Haas still learning to play with the big boys

Kevin Magnussen in his pit box at the 2018 Azerbaijan Grand Prix.

Sport is an emotional roller-coaster, and for no Formula One team this season has this been truer than for Haas.

The 2018 preseason was a story of praise for the quasi-American team in its third year of competition.

Haas, Formula One’s only (quasi) American team has satisfied all the major criteria in its formative seasons — chief amongst them staving off financial collapse, the downfall of so many a fledgling F1 outfit — to establish itself as a points-scoring midfield competitor.

Indeed the team scored points on debut in 2016 and ended the year with 29 points. More impressive still was that is improved its points haul to 47 in 2017.

Expectations were for continued growth this season, and it raised the stakes in preseason testing, where its best lap time was 1.2 seconds off the pace on a tyre theoretically 1.3 seconds slower than the that used for the benchmark time.

Hype continued to crescendo at the Australian Grand Prix on Friday and Saturday, culminating in sixth and seventh on the grid for Kevin Magnussen and Romain Grosjean. But what goes up on the F1 roller-coaster must come down.

Pit stop errors struck out both cars while they were running in high points-paying places, sending the team home with a devastating double-DNF.

Despite the result, it was clear Haas had the fastest car of the midfield — faster than cashed-up Renault, quicker than McLaren and pacier than last year’s fourth-place-getter, Force India — so much so that it raised the eyebrows of some rivals.

But in Bahrain the car’s pace translated into a lukewarm overall result. Magnussen equalled the team’s best result with fifth while Grosjean had his weekend compromised by a qualifying problem and having bits of his car fall off in the race. China was similarly underwhelming, with a Q3 berth translating into a single point.

Haas failed to reach Q3 with either driver for the first time in Azerbaijan, but late in the race Grosjean found himself duelling with Sergio Perez for what turned into a podium place — until he crashed behind the safety car. Magnussen fared no better, miring himself fin controversy to finish a penalised 13th.

Did the team bounce back in Spain? Yes and no.
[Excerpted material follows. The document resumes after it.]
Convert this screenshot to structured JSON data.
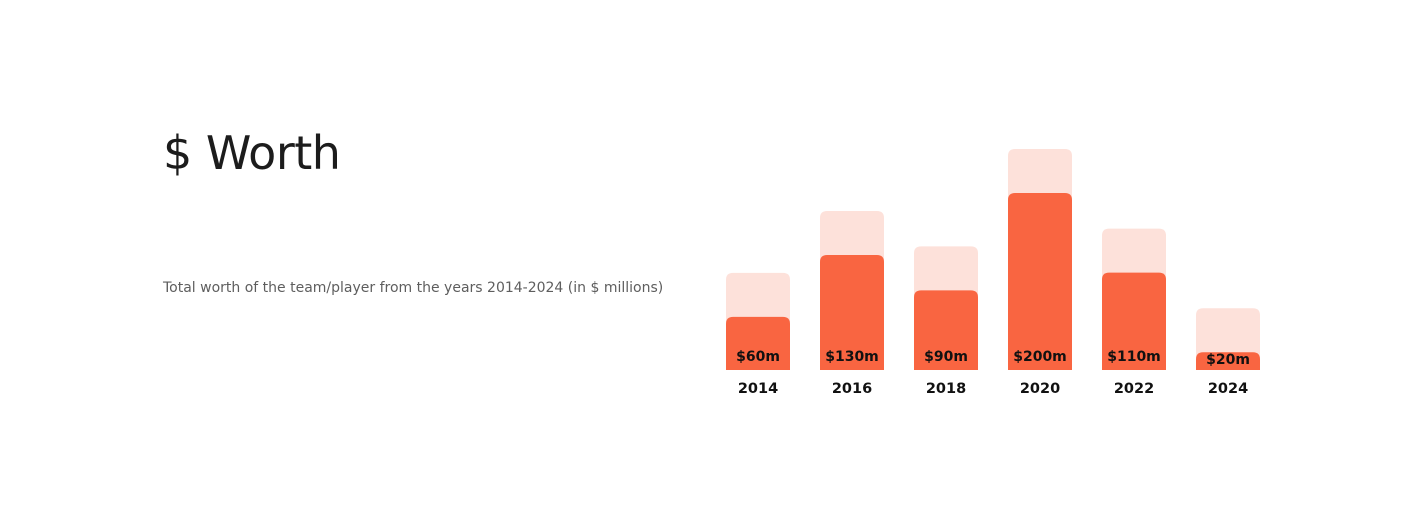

Both drivers qualified in the top 10, but while Magnussen finished sixth, Grosjean threw away a strong start with a stupid crash at turn three, knocking two other drivers out of the race with him and risking a far more serious accident.

The culmination of Haas’s five wildly unpredictable races is that despite having the fourth fastest car at all events bar Azerbaijan, the team sits sixth in the constructors with just 19 points, less than half the 41 points scored by fourth-placed Renault and the 40 points earnt by McLaren in fifth.

Gone begging is a theoretical maximum of 41 additional points — the team lost 22 points for fourth and fifth in Australia, at least a point in Bahrain for tenth, 12 points in Azerbaijan for fourth and six points in Spain has Grosjean finished behind Magnussen in seventh.

It’s difficult to think of a team that has raced such a good car so badly.

And make no mistake that this is a team effort: while some of Haas’s highest profile dropped scores have come about through driver error, especially Romain Grosjean’s mistakes in the previous two rounds, pit stop errors and spontaneously disassembling bodywork have all played their part.

Striking was team principal Gunther Steiner’s summary after the particularly painful Azerbaijan Grand Prix, the team’s second non-scoring round of the season.

“At the moment we cannot get it together, get everything to gel,” he said. “We just need to get it all together in one race.

“We are still only in our third year and that’s just reality. We are sharp, but [we need] to tie it all together.

“That’s maybe now what we need to learn to play with the big boys.”

Haas has the car to play with the big boys of the midfield — Magnussen’s almost untouchable sixth-place finish in Spain reaffirmed its claim to the fourth-quickest machine — but it doesn’t yet have the racing nous. While its rivals lamented that it bought a great deal of design knowledge from Ferrari and Dallara, what can’t be bought is the years, even decades, of racing experience as a team.

That long-term expertise that refines processes and practices that comprise the final percentages performance is what Renault and McLaren, 37 and 52 years in F1 respectively, have over Haas. It’s the sort of thing only time can deliver.

“We just need to get, once, everything in the bag together. Then we will shine,” said Steiner.

It’s all part of the Formula One learning curve.